Monday, March 18, 2013

Washington Dock due for Removal by Airlifting; More Large Debris Washes Ashore

Washington Dock to Be Removed via Airlift

The dock that washed ashore in December on a remote stretch of beach in the Olympic National Park now has a 'concrete' plan for removal (Clever, eh?).  Constructed of cement, rebar, and foam, the dock has presented itself as a formidable problem for park officials.  The dock is accessible only by trails, and is on a rocky stretch of shoreline that is too dangerous for boat removal.

The dock's removal plan is something out of an action movie:
Equipment will be flown in via helicopter, and the dock, which has sunk into sand and cobble due to winter weather, will be dug out and exposed.

Next, the dock will be cut into smaller pieces, with care to prevent the large amounts of foam which gave the dock its buoyancy, from escaping into the environment.  Foam pieces will be removed via airlift as soon as they are exposed.  Once the dock is in small enough pieces to transport, they will be airlifted to private land, where they will then be trucked off for disposal.

Workers ready to remove tsunami dock from Wash. coast
Dock washed ashore on a rocky stretch of the Olympic National Park. [Photo:]
The area where this will be occurring- Goodman Creek to Jefferson Cove- will be closed to all public entry until the dock is removed.

No news yet whether this was successful.

Boat with Japanese Writing Washes Up In Southern Oregon

Yet another boat with Japanese writing has washed ashore in Oregon- this time further south in the coastal dune town of Florence.  The boat is about 24 feet long and was spotted by volunteers with the Surfrider Foundation at Muriel Ponsler Memorial Wayside Beach.

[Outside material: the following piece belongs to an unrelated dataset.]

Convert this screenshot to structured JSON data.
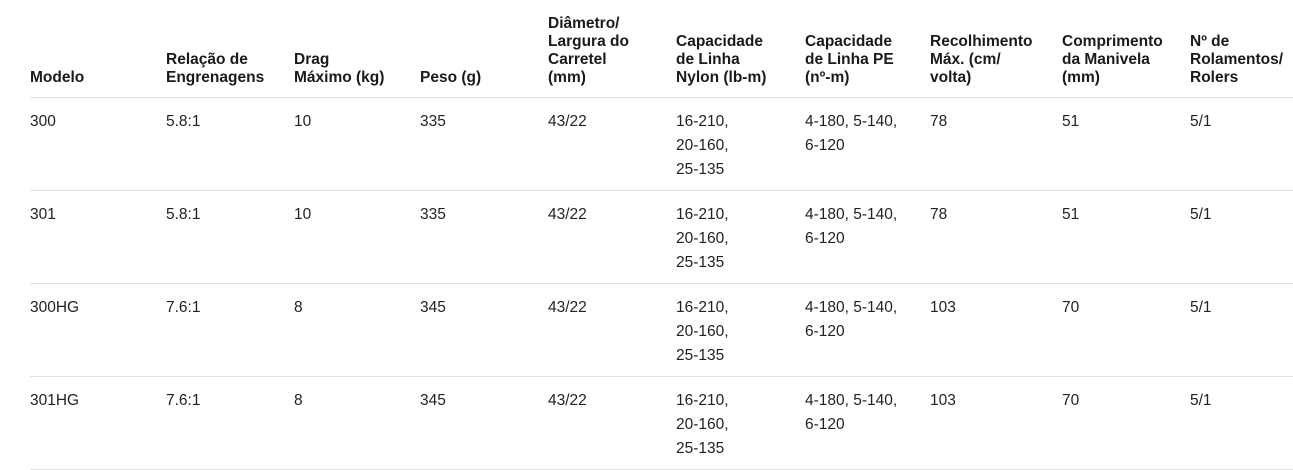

The boat hasn't been definitively identified as tsunami debris, but it very well could be.  It was removed and taken to the local landfill.

Workers remove boat washes ashore last week in Florence, Oregon. [Photo: Oregon Parks and Recreation Department]
Japanese Government Allocates Debris Funds

As noted in previous entries, Japan has allocated $5 million dollars to the United States (and an additional $1 million to Canada) for the cleanup of tsunami debris (far outreaching the US's own contribution of $150,000 divided between three states).  The $5 million is initially being divided by NOAA into $250,000 each for Alaska, Washington, Oregon, California and Hawaii. 

The rest of the funds will be put into a reserve for use as the need arises, since the final effects and distribution of tsunami debris on US shores is still unknown.

Refrigerator-Sized Chunk of Debris removed from Hawaii's shores
On March 11th, a large piece of debris washes ashore in the Ahihi-Kinau Natural Area Reserve in Maui, Hawaii by a member of the Citizen's Advisory Council for the reserve.

The piece of debris is not definitely Japanese, but was abnormally large for normal marine debris. The large box-shaped item, which was covered in non-Native mussels and barnacles, was removed by helicopter the next day.